Here are two reasons why I will not be reading the Book I Always Avoid Starting this summer:
  1. Good readers aren’t bluebook skimmers, they are project-focused. I have two major projects this summer: reading all of Kierkegaard, and reading all of Shakespeare. Confession: the main Book I Always Avoid Starting is Moby Dick. (Stop snickering, please; yes, I am an English major who has never read Moby Dick.) Is it cooler or more “important” to read Kierkegaard’s unpublished drafts for newspaper articles than  it is to read Moby Dick? No, definitely not. You get more canonicity points for Moby Dick, that is for sure, but ultimately I am going for depth and not breadth. I have found a few writers who are really speaking to me, who are changing who I am. My worry in attempting merely to “have read” some sort of Imagined Totality of Important Works (what I am equating here with an anthology) is that it would be like plastering over walls that were never built well in the first place.
  2. A related reason: There is always another Book You Always Avoid Starting. After Moby Dick there would be Gulliver’s Travels, then Bleak House, then Anna Karenina, then Vanity Fair, then...and the list goes on. If I paid careful attention to lists and rating and that kind of thing, maybe by the time I die I could read something like the 1,000 Most Important Books according to most people. But then I would just be attempting to satisfy someone else’s list which was probably only created to impress someone else. On some level, I find the admission unavoidable that I can no more say that my favorite book is “the best book” than I can say that my foot is the best foot. It is what it is to me because it is a part of me, and I can’t remove it from that context just as I cannot remove my foot and take it around to compare with others’ feet.

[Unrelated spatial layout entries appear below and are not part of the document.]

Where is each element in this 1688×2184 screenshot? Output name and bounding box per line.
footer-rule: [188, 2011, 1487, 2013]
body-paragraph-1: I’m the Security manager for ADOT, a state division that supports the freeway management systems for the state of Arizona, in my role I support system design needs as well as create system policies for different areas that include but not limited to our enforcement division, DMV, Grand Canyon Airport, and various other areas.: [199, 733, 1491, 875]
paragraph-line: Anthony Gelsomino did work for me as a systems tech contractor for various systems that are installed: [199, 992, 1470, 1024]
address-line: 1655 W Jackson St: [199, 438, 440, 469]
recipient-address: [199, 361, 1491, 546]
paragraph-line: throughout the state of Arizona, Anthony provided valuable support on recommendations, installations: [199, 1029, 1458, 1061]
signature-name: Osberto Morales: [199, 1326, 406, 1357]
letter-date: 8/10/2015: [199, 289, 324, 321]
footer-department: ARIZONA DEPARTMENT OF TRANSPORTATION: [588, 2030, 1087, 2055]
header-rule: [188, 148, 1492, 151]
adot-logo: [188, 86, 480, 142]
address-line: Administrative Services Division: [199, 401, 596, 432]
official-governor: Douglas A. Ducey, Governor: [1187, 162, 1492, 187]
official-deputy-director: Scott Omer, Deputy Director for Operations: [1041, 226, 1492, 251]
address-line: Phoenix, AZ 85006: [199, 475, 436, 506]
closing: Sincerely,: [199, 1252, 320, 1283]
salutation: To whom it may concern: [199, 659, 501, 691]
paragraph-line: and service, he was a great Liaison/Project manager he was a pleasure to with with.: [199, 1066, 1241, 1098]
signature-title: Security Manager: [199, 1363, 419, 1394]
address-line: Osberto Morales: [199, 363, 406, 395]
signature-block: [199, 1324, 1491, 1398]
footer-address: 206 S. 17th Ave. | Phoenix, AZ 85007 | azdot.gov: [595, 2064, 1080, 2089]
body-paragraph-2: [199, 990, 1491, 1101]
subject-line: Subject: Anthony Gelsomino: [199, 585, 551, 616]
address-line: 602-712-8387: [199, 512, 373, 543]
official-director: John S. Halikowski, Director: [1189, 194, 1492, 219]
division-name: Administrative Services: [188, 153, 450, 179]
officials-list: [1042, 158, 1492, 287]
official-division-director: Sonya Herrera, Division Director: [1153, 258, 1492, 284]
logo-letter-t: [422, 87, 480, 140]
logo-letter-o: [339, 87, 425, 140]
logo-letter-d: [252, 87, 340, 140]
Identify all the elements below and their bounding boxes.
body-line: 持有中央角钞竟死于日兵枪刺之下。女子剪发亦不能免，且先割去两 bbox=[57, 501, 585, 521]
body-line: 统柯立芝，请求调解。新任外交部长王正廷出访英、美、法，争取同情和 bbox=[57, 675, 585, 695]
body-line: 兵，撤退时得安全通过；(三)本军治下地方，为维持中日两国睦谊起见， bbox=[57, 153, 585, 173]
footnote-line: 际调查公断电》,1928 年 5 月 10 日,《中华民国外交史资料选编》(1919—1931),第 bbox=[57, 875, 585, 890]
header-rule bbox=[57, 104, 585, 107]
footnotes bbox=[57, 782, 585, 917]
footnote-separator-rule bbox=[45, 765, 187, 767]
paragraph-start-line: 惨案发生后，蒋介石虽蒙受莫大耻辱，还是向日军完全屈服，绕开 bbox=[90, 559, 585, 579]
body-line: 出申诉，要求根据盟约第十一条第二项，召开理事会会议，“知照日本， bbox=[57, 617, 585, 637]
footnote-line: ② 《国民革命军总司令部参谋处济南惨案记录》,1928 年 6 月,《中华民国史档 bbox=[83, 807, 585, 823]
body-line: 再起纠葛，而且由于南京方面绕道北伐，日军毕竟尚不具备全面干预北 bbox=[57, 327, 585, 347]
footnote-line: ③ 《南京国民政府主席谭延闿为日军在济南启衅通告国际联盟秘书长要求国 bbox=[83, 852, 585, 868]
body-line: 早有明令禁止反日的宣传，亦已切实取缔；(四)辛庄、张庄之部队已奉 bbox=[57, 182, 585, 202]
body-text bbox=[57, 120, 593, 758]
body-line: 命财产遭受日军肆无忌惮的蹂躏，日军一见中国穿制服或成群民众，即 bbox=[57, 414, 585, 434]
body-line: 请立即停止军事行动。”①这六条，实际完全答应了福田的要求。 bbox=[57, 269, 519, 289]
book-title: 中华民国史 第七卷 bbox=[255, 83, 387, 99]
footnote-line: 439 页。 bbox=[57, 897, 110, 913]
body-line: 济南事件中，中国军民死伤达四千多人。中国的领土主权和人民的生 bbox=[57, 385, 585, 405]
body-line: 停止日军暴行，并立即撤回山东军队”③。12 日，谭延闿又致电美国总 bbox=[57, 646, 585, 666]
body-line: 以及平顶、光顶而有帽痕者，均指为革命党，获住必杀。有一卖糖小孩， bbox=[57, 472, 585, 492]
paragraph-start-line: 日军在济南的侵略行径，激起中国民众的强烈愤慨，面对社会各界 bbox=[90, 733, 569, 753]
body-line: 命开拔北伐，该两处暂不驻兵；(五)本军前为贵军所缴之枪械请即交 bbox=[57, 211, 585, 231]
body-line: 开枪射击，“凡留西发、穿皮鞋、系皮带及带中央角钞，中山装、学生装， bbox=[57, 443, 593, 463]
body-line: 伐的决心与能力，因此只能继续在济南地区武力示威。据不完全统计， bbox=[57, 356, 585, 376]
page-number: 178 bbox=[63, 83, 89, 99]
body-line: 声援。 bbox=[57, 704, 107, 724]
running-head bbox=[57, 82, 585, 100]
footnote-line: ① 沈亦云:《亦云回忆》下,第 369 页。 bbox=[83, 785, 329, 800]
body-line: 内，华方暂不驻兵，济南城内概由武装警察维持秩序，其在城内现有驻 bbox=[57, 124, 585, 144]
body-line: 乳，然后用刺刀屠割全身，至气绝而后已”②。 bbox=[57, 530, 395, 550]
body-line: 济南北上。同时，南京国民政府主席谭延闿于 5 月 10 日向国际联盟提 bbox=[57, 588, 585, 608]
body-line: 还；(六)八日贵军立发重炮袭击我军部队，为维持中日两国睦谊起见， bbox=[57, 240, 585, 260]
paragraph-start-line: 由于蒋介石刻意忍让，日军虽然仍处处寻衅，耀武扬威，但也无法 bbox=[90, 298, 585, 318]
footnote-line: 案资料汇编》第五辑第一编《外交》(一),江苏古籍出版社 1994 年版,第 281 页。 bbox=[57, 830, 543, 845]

In our culture and academic climate there is something scandalously subversive about clinging to one author or book to the exclusion of other perfectly good ones, but I believe that this is precisely what we must do. In an information-saturated world, we need to practice attention and love rather than intellectual consumership. We each have a finite capacity to love well. I am reminded of a question Jacques Derrida poses in The Gift of Death: how could I ever justify feeding only my cat while all other hungry cats are left to starve? I imagine all the Books I Always Avoid Starting as hungry cats pawing at my windows, meowing desperately at my front door. I could--maybe--manage to provide the paltriest possible level of nutrition for all of these cats, but none would flourish.
In part, I want to identify this realization as one that informs what we are doing on this blog: conversing. If we knew everything we wouldn’t realize that we need friends. Also, it is the experience of having friends that reminds us what we don’t (and will never) know. It reminds us that the idea of a totality of knowledge is bogus. We--and our minds--aren’t containers to fill, but dynamic actors that learn by riffing and recontextualization, as well as some good-natured sparring now and then. So hopefully we interact toward the utilization of the depths and particularities of one another’s knowledge, not in some feeble attempt to fill in the supposed “gaps” in what we know. Hopefully we will remind ourselves that our differently-depthed-ness (I just made that word up) is what makes learning powerful.


By the way, if you want to confess the Book You Always Avoid Starting please feel free to do so below. This is a safe environment.